Morgan found that it was unlikely that “the drafters of the Plan went to all of that trouble and detail only to have the entire exercise rendered meaningless by a deferral to Statistics Canada’s method of rounding.” 

But the panel of appeal court judges found that the detail was not meaningless because “using the Statistics Canada one-decimal rounding policy will frequently produce a three-decimal figure in the calculation of the annual percentage increase for recently retired pensioners.” Further, while the panel of appeal judges did not find the pension plan ambiguous, they added that because Morgan did find the wording “awkward,” he should have applied the contra proferentem doctrine.

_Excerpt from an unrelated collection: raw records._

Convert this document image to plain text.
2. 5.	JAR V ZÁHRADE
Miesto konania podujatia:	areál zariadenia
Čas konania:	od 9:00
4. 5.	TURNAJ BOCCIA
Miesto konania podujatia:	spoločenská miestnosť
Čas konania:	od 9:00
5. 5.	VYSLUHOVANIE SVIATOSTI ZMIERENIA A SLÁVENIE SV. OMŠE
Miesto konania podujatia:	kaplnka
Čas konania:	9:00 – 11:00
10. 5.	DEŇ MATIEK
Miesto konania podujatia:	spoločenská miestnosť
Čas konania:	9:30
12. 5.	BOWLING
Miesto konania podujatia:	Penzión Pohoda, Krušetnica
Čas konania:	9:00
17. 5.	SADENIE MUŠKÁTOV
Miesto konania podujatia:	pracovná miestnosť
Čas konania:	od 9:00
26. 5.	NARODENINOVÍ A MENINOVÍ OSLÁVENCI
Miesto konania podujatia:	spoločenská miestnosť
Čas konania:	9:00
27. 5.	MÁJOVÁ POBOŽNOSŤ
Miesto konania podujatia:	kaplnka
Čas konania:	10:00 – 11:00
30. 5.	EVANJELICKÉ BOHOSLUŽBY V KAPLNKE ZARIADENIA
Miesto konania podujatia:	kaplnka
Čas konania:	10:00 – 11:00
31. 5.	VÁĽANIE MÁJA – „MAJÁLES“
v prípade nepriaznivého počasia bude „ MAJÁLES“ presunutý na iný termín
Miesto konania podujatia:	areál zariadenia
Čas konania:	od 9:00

“The Plan was drafted by Bell without meaningful participation by the pensioners who are a vulnerable group in relation to Bell,” MacPherson wrote in the appeal decision. “Contra proferentem is regularly applied to resolve ambiguities in pension documents in favour of pensioners . . . .  given the ambiguity, the interpretation favouring the pensioners should prevail.” 

The appeal court granted representative plaintiff Leslie Austin costs of $22,500 inclusive of taxes and disbursements. Ptak says that while the comma interpretation has gotten a lot of attention in the press, the appeal didn’t rest on it.

“I think it reflects an affirmation of the effectiveness of class actions and pension matters to advance the collective rights of the pensioners in a streamlined way,” Ptak says of the decision. “Given it's a contract of adhesion, it could be very effectively prosecuted as a single-issue case, in a class action, which would bind the whole class.”